Un texte qui, contrairement à ce que son titre pourrait laisser croire, ne parle pas de la sombre et triste affaire de la disparition des boîtes de raviolis au supermarché.

Claire avait une armoire. Et dans cette armoire, elle cachait des boîtes, de toutes tailles et de toutes qualités. Chacune d’entre elle renfermait un petit souvenir, fané la plupart du temps, léger ou grave, amer, parfois vibrant, un moment et parfois une odeur. Le premier souvenir qu’elle avait rangé était une très petite plume bleue et un coquillage. Le dernier était une assez longue lettre. Claire ouvrait son armoire, dépoussiérait son musée vaniteux et se laissait parfois aller, comme un véritable conservateur, à soulever très doucement le couvercle d’une de ses boîtes. Elle caressait son contenu, fermait un peu les yeux ou bien les détournaient vers la fenêtre en soupirant. Puis elle refermait la boîte, refermait l’armoire, et oubliait un peu.
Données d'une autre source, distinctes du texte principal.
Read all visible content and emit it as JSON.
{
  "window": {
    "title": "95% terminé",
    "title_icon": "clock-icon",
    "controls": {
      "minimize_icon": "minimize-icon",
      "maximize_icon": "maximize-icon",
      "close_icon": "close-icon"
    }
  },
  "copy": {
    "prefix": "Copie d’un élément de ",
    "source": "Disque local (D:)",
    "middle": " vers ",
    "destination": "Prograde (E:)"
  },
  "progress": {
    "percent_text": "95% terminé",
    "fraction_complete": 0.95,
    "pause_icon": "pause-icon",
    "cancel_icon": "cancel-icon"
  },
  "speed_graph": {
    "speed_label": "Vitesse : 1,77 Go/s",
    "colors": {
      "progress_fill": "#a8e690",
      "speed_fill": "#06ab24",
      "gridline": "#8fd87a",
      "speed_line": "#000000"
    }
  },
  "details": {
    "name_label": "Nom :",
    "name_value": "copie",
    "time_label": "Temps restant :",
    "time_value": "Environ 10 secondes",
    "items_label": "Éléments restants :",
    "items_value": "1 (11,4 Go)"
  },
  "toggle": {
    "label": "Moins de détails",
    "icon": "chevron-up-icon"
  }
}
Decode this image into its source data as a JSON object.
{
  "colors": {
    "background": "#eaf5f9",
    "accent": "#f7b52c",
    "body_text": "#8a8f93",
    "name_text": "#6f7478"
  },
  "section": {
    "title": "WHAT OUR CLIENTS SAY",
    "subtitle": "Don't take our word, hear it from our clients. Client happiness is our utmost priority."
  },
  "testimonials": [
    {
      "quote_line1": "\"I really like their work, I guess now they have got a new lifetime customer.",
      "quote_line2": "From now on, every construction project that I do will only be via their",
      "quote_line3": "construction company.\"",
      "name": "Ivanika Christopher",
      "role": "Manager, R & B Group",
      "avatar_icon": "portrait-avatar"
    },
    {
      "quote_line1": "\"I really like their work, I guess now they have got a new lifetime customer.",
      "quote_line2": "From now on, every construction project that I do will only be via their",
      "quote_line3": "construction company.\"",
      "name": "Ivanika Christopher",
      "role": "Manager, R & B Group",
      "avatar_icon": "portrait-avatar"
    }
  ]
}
Mais au mois d’octobre dernier, pour la première fois, sous l’un des couvercles il n’y avait plus qu’une brume. Plus de matière; juste une trace; juste un spectre. L’odeur d’un homme, étriquée et mêlée à celle, plus rance, d’une salle de boxe. Il y a avait eu ce ring…Non, peut-être pas. Il y avait eu un combat en tout cas… Comment le savoir, maintenant que la boîte était vide? Il y avait eu une chevalière, du genre de celle qui font mal aux dents. Il y avait eu l’air d’une chanson: « tell me a little lie » ou quelque chose comme ça. Il n’a avait plus rien. La boîte était vide.

Quelques mois plus tard, c’est une boîte plus grande, décorée de marqueterie et qui ressemblait à un petit Taj Mahal miniature qui s’était trouvé vidé de ses micros objets, de ces morceaux de papiers, de ces trésors passés-claqués. Claire avait gardé là sa nostalgie des commencements. Ces instants où tout va basculer, où tout bascule, et puis plus rien. Et la boîte était devenue vide.

Ce phénomène, comme une érosion, avait été d’abord très exceptionnel. Il s’était accentué, accéléré.

Ce matin, les boîtes elles-mêmes ont disparu. Il ne reste rien. Claire ferme l’armoire, la rouvre incrédule. La referme pour de bon. Les petites boîtes sont des cercueils pour l’absence.